En harmonie avec leur culture agricole, les Haudenosaunee tenaient de six à huit festivals chaque année pour célébrer la culture du sol et le mûrissement des fruits et des baies. Par exemple, un festival de sept jours était organisé lorsque l'on semait le maïs, un deuxième lorsque les plants étaient verts, puis un troisième durant la récolte.

Les Premières Nations de la côte du Pacifique possédaient de nombreux rituels pour exprimer leur gratitude et célébrer la migration annuelle des saumons. Ces rituels comprenaient une cérémonie de bienvenue et des offrandes au premier saumon de l'année.

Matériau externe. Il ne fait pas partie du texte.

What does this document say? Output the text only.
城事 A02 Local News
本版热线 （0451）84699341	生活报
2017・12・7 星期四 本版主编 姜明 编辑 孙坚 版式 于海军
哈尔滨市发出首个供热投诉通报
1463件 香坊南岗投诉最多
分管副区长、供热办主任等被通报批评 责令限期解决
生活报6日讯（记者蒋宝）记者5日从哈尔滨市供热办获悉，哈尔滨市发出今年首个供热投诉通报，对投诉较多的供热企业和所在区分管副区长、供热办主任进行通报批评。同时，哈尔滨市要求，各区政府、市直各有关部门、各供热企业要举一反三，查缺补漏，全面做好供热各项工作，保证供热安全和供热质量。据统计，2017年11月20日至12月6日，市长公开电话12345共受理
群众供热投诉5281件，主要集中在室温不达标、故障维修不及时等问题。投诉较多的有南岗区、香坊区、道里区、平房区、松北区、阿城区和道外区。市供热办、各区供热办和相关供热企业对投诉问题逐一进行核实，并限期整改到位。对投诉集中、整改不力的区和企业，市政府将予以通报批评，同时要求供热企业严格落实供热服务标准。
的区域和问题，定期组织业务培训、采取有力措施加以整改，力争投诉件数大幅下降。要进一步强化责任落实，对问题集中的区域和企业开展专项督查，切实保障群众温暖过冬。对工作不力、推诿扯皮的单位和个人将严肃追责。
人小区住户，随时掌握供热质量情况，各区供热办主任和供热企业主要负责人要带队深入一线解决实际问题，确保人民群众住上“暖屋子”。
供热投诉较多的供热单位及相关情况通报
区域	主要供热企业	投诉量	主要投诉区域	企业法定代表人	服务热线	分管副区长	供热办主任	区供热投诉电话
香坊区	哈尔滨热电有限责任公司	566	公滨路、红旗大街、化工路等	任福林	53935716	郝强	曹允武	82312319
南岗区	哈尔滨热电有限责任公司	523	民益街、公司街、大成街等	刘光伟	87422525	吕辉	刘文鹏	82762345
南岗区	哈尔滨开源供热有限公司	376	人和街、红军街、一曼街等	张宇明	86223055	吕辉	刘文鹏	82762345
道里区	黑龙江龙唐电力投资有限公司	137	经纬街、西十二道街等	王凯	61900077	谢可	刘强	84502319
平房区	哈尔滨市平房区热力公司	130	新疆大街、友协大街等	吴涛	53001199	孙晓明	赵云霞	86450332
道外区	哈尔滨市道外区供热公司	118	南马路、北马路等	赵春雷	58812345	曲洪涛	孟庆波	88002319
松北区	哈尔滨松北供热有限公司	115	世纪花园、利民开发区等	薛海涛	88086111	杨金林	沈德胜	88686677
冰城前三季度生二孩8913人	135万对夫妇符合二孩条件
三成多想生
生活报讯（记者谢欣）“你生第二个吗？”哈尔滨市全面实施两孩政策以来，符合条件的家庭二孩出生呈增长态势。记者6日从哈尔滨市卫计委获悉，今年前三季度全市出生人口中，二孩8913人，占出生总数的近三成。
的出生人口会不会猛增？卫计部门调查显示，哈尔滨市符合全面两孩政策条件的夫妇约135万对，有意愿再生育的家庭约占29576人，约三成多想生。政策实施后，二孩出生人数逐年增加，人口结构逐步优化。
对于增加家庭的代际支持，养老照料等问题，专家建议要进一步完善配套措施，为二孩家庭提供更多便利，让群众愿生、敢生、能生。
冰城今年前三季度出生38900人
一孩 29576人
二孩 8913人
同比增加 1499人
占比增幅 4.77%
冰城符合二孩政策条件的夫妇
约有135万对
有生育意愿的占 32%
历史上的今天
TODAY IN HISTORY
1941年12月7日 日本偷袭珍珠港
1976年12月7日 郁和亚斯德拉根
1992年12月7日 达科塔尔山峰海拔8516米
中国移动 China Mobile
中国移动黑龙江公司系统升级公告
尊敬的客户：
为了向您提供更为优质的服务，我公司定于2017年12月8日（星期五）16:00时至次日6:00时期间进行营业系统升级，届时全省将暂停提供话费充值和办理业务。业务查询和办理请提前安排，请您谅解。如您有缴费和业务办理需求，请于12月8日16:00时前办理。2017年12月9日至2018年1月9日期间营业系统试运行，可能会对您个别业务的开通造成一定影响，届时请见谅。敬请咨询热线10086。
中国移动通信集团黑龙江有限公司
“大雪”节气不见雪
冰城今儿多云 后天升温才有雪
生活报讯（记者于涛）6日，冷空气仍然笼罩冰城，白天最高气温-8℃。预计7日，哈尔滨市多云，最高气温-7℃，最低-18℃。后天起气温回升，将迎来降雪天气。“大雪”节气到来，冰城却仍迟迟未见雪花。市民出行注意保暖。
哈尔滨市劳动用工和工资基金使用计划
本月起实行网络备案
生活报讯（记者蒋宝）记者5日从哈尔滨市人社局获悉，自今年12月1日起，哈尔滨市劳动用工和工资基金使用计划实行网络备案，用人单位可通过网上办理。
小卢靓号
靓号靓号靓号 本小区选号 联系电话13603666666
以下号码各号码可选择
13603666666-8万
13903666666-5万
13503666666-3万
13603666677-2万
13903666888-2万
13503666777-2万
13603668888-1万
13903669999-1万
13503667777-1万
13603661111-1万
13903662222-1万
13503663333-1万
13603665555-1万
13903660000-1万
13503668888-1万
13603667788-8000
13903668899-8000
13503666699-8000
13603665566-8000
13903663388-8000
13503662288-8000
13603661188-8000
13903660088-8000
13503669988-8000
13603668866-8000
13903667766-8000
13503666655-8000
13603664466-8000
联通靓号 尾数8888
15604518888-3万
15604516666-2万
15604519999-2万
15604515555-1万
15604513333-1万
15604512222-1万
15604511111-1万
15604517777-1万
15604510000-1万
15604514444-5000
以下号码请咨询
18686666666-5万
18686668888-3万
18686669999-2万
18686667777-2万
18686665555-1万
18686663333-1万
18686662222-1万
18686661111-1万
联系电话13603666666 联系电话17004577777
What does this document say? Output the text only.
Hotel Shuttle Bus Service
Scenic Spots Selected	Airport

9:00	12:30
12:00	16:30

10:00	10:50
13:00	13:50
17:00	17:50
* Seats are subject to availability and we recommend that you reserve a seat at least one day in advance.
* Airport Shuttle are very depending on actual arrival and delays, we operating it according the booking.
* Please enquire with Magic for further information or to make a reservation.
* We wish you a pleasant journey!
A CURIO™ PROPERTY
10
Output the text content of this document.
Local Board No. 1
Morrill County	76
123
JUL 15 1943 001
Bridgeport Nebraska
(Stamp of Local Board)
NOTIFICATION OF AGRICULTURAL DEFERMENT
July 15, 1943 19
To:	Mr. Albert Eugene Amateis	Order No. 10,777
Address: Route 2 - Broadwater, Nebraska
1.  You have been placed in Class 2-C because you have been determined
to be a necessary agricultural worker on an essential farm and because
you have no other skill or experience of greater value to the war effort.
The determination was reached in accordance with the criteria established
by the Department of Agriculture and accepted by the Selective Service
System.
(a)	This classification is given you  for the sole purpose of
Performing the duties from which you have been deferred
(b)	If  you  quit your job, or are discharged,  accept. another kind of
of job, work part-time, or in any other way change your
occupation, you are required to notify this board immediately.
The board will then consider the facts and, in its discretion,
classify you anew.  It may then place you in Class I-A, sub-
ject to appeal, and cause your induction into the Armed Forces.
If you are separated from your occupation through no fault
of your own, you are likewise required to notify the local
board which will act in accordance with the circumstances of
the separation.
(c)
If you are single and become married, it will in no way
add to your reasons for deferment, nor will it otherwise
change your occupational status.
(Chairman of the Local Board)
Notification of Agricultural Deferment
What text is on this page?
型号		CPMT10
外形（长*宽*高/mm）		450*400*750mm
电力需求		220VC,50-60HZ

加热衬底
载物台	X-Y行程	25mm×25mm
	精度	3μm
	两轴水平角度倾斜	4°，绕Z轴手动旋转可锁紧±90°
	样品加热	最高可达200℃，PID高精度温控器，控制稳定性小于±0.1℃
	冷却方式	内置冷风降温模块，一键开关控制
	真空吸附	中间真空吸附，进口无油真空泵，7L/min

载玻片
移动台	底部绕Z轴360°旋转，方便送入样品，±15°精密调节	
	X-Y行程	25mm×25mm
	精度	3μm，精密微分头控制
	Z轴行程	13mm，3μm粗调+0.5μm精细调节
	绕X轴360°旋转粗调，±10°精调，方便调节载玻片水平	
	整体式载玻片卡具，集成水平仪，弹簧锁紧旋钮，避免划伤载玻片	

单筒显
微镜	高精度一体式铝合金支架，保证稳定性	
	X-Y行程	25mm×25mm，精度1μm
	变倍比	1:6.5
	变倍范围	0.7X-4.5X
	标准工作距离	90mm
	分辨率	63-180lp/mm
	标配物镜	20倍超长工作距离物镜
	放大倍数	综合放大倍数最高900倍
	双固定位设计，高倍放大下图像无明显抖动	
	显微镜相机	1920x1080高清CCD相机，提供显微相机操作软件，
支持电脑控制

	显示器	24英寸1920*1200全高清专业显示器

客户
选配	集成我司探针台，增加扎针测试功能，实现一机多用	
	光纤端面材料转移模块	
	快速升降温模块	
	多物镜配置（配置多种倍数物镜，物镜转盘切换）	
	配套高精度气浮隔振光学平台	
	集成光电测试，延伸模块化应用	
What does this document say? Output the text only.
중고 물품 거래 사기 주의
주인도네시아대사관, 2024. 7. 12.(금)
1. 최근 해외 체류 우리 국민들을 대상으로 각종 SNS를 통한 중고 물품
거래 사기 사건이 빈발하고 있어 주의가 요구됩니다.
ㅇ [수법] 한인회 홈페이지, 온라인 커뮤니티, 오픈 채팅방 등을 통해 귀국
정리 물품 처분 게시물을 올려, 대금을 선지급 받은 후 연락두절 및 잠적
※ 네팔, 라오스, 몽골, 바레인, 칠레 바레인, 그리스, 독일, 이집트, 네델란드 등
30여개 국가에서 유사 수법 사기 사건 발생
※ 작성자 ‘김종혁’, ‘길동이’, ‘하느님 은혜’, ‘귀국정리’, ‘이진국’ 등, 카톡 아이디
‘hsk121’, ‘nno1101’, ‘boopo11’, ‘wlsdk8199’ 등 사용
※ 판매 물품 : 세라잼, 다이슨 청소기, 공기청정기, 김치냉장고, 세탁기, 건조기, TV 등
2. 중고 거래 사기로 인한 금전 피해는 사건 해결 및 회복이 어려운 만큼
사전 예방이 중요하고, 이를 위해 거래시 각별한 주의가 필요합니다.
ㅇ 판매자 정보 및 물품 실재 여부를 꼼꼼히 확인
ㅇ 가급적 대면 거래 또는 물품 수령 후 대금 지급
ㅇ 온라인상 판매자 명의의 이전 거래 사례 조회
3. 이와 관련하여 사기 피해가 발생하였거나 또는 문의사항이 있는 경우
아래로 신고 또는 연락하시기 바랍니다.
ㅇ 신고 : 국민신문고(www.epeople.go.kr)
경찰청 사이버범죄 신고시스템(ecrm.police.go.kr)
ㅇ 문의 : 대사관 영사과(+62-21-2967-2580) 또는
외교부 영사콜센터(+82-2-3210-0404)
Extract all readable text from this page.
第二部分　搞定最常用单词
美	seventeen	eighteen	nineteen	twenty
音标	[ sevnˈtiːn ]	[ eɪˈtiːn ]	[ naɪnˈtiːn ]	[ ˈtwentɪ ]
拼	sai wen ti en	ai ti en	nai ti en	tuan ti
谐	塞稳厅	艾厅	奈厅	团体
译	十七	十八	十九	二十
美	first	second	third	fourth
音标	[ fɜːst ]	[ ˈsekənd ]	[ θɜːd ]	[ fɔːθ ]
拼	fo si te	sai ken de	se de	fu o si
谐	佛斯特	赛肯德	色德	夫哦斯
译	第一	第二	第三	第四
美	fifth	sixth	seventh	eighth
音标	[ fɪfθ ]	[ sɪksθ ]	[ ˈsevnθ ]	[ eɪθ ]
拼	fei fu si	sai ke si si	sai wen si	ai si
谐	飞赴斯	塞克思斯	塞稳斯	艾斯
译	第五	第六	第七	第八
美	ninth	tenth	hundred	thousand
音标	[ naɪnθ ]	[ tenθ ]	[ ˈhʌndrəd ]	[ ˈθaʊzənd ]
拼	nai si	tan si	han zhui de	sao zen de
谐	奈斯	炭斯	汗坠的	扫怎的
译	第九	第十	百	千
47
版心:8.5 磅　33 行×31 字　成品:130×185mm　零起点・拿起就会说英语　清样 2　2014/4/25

Pour régir leurs activités quotidiennes, bon nombre de Premières Nations partageaient des systèmes de valeurs semblables aux sept enseignements ancestraux des Anishnaabe : la sagesse, l'amour, le respect, le courage, l'honnêteté, l'humilité et la vérité. Ces valeurs cherchaient à promouvoir un style de vie en harmonie avec tous les autres éléments de la création.

Deuxième partie – Historique des relations entre les Premières Nations et les nouveaux arrivants

Premières rencontres : Alliances militaires et commerciales
(depuis les premiers contacts jusqu'en 1763)

Au 11e siècle, les populations autochtones de l'Amérique du Nord occupaient le continent depuis des milliers d'années déjà lorsque les explorateurs européens ont fait leur apparition sur la côte Est du continent. En effet, les explorateurs et les pionniers norses, qui s'étaient déplacés vers l'ouest depuis la Scandinavie pour ainsi rejoindre l'Islande, le Groenland, et par la suite, l'île de Terre-Neuve, ont fondé la première colonie européenne en Amérique du Nord à l'Anse aux Meadows. Bien qu'elle ait été de courte durée, cette première colonie a marqué le début de l'exploration et de la migration européenne qui allaient transformer radicalement la vie des peuples autochtones de l'Amérique du Nord.

Établissements coloniaux européens et traite des fourrures

Les Européens sont revenus sur la côte Est de l'Amérique du Nord au 16e siècle afin de s'y établir, après avoir été mis au fait de l'abondance des ressources du Nouveau Monde. En effet, des pêcheurs originaires du Pays Basque, de Bretagne et d'ailleurs en France, d'Espagne, du Portugal, d'Irlande et d'Angleterre, attirés par les eaux regorgeant de morues des Grands Bancs, avaient déjà commencé à établir des contacts et à troquer avec les Mi'kmaq, les Malécites et les Passamaquoddy de la côte Est. Ces pêcheurs, qui revenaient chaque été dans la région pour y pêcher et y saler à sec leurs prises, ont mis en place un commerce officieux de fourrures et de marchandises européennes avec les Premières Nations.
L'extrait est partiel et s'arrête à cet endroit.